Lexical Semantic Change Cause-Type-Definitions Benchmark
Creators
Description
The Lexical Semantic Change Cause-Type-Definitions (LSC-CTD) Benchmark is a digitised dataset that builds on and extends the Blank's seminal 1997 taxonomy of semantic change. This collection categorises 657 instances of linguistic evolution across the vocabulary of the Romance languages, with additional entries of German and English instances. Each entry is accompanied by a new pair (Old and New Meaning) of english definitions, manually curated by a historical linguist.

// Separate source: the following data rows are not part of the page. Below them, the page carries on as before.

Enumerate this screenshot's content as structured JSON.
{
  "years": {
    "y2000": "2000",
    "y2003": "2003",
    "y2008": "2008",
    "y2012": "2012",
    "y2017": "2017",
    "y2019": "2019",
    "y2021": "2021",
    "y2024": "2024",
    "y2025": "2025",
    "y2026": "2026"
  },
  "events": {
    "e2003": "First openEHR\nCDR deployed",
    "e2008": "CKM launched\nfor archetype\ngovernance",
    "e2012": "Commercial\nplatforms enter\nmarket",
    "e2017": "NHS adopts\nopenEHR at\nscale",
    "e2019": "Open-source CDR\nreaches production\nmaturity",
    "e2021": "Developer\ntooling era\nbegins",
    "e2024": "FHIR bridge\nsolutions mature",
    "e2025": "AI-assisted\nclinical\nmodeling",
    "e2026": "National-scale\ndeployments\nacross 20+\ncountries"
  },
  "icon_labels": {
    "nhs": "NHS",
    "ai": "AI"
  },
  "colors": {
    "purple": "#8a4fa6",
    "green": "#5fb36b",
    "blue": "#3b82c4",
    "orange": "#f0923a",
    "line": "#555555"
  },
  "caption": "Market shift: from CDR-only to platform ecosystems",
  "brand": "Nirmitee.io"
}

The dataset includes a detailed classification of causes of change such as semantic wear, lexical gap, orphaned word, lexical complexity, atypical actant structure, frame, socio-cultural change, abstract concept, atypical part of speech, new concept, taboo, expressivity and prototype. It also includes types of semantic shift as classified by Blank, i.e. specialisation, generalisation, co-hyponymous transfer, auto-antonym, metaphor, antiphrasis, metonymy, auto-converse, ellipsis, folk etymology, analogy, meaning dilution, meaning reinforcement and doubtful cases.
Reference
The accompanying paper where this resource is described in detail will be published at ACL 2024.
Pierluigi Cassotti, Stefano De Pascale, and Nina Tahmasebi. 2024. Using Synchronic Definitions and Semantic Relations to Classify Semantic Change Types. In Proceedings of the 62nd Annual Meeting of the Association for Computational Linguistics (Volume 1: Long Papers), pages 4539–4553, Bangkok, Thailand. Association for Computational Linguistics.